C’est alors que JJ a émis l’idée de l’empoisonner. C’était par une froide nuit de novembre, dans l’arrière-salle du sous-sol, où on s’entraînait pour obtenir une nouvelle qualification. On était censés réviser les diverses techniques de nœuds qu’on avait apprises, en prévision du camp de vacances de l’été. Avant l’arrivée de la Sangsue, JJ a uriné dans une bouteille de Coca-Cola à moitié vide et l’a remplie à ras bord. Dans le flacon vert opaque, on ne voyait pas la différence. Il a remis la capsule. Werton boirait, tomberait malade et mourrait. Et on en serait débarrassé une bonne fois pour toutes.
On s’appliquait à répéter nos jambes de chien et nos demi-clés, quand JJ a donné le signal.
— Hé les copains, qu’est-ce que vous diriez d’un peu de Coca ?
Il ouvre la bouteille contaminée et la fait circuler. Le pouce sur le goulot, on fait tous mine d’en avaler une bonne gorgée.
— Allez, les gars, laissez-m’en un peu ! geint la Sangsue.
Ricky Cee la lui tend comme à contrecœur. L’autre s’en saisit et boit avec l’avidité d’un chameau assoiffé.
— Mmm… il a un goût bizarre, dit-il en s’essuyant la bouche sur sa manche.
Seuls nos yeux bougent. Personne n’esquisse un sourire.
— Mais c’est bon, ajoute la Sangsue en hochant la tête.
— Vas-y, finis, offre généreusement JJ.
Werton porte aussitôt la bouteille à ses lèvres. Il la siffle d’un long trait.
Je culpabilise un peu de ne pas bouger pour l’arrêter, mais, comme les autres, je suis curieux de voir la suite.
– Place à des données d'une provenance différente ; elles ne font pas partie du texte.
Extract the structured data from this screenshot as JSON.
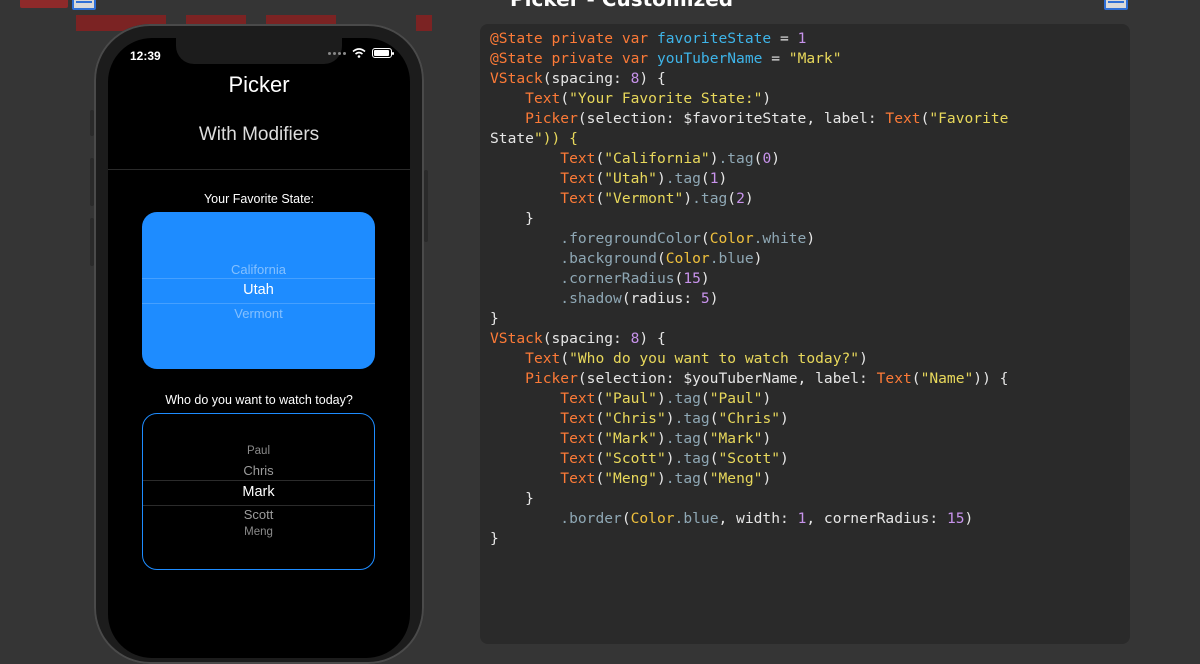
{
  "header": {
    "title": "Picker - Customized"
  },
  "colors": {
    "accent_blue": "#1e8cff",
    "background": "#353535",
    "code_bg": "#2a2a2a"
  },
  "phone": {
    "status_time": "12:39",
    "nav_title": "Picker",
    "nav_subtitle": "With Modifiers",
    "picker1": {
      "label": "Your Favorite State:",
      "options": [
        "California",
        "Utah",
        "Vermont"
      ],
      "selected": "Utah"
    },
    "picker2": {
      "label": "Who do you want to watch today?",
      "options": [
        "Paul",
        "Chris",
        "Mark",
        "Scott",
        "Meng"
      ],
      "selected": "Mark"
    }
  },
  "code_lines": [
    "@State private var favoriteState = 1",
    "@State private var youTuberName = \"Mark\"",
    "",
    "VStack(spacing: 8) {",
    "    Text(\"Your Favorite State:\")",
    "",
    "    Picker(selection: $favoriteState, label: Text(\"Favorite",
    "State\")) {",
    "        Text(\"California\").tag(0)",
    "        Text(\"Utah\").tag(1)",
    "        Text(\"Vermont\").tag(2)",
    "    }",
    "        .foregroundColor(Color.white)",
    "        .background(Color.blue)",
    "        .cornerRadius(15)",
    "        .shadow(radius: 5)",
    "}",
    "",
    "VStack(spacing: 8) {",
    "    Text(\"Who do you want to watch today?\")",
    "",
    "    Picker(selection: $youTuberName, label: Text(\"Name\")) {",
    "        Text(\"Paul\").tag(\"Paul\")",
    "        Text(\"Chris\").tag(\"Chris\")",
    "        Text(\"Mark\").tag(\"Mark\")",
    "        Text(\"Scott\").tag(\"Scott\")",
    "        Text(\"Meng\").tag(\"Meng\")",
    "    }",
    "        .border(Color.blue, width: 1, cornerRadius: 15)",
    "}"
  ]
}
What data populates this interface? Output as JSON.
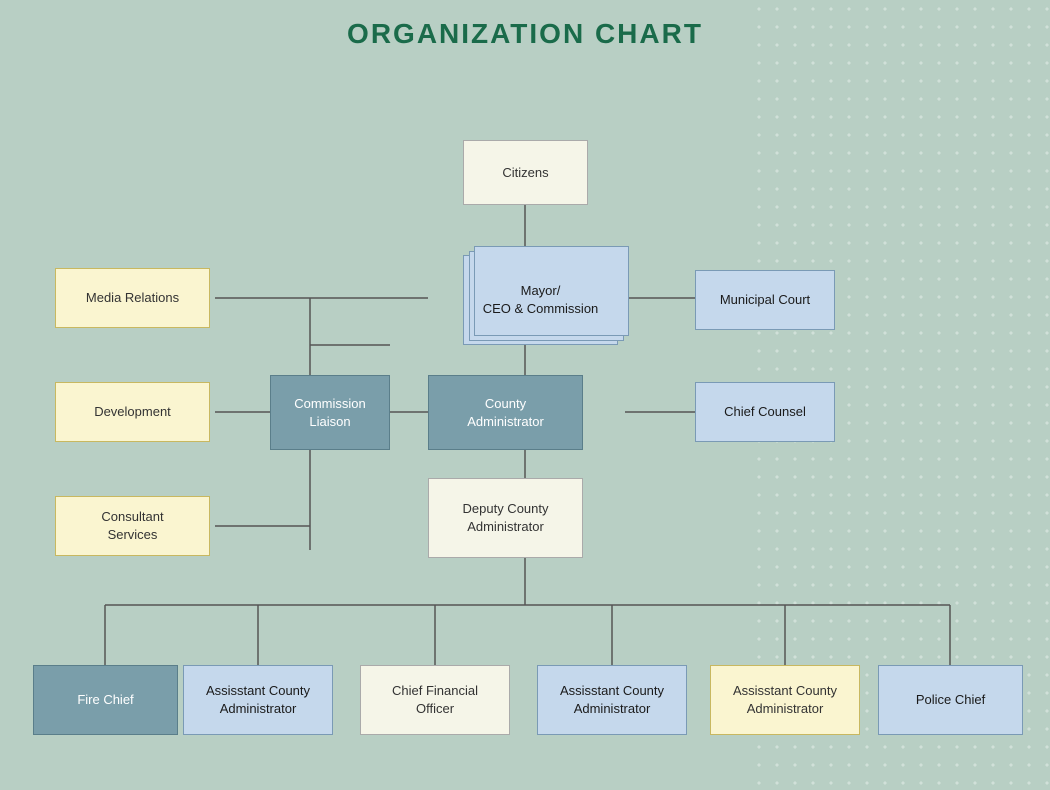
{
  "title": "ORGANIZATION CHART",
  "nodes": {
    "citizens": {
      "label": "Citizens"
    },
    "mayor": {
      "label": "Mayor/\nCEO & Commission"
    },
    "municipal_court": {
      "label": "Municipal Court"
    },
    "media_relations": {
      "label": "Media Relations"
    },
    "development": {
      "label": "Development"
    },
    "consultant_services": {
      "label": "Consultant\nServices"
    },
    "commission_liaison": {
      "label": "Commission\nLiaison"
    },
    "county_administrator": {
      "label": "County\nAdministrator"
    },
    "chief_counsel": {
      "label": "Chief Counsel"
    },
    "deputy_county_administrator": {
      "label": "Deputy County\nAdministrator"
    },
    "fire_chief": {
      "label": "Fire Chief"
    },
    "asst_county_admin_1": {
      "label": "Assisstant County\nAdministrator"
    },
    "chief_financial_officer": {
      "label": "Chief Financial\nOfficer"
    },
    "asst_county_admin_2": {
      "label": "Assisstant County\nAdministrator"
    },
    "asst_county_admin_3": {
      "label": "Assisstant County\nAdministrator"
    },
    "police_chief": {
      "label": "Police Chief"
    }
  }
}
On attend que les toxines fassent leur œuvre, mais rien – que dalle.
Cinq minutes, dix minutes, vingt minutes s’écoulent. À présent, les nœuds ne nous intéressent plus. On veut des résultats.
Vingt et une heures. La réunion s’achève. Tandis que nous montons l’escalier pour regagner la rue, JJ lâche le morceau.
— Hé, la Sangsue, t’as bu de la pisse !
L’autre cligne des yeux.
— C’est pas vrai !
— Et si, pauvre merde, même que c’était la mienne de pisse !
Lorsqu’il prend conscience de ce qui s’est passé, il pète les plombs, il hurle et nous injurie. On fait ni une ni deux et on lui saute dessus dans l’escalier. Il griffe, mord, se débat, mais il ne fait pas le poids. Quand on le lâche enfin, il a la figure cabossée, le pantalon déchiré et la chemise en loques.
— Si tu nous balances, on te fait la peau, la Sangsue !
JJ appuie ses propos d’un vigoureux coup de pied au cul.
— Tu perds rien pour attendre, petit pédé, ajoute-t-il, avant que nous nous dispersions dans l’obscurité.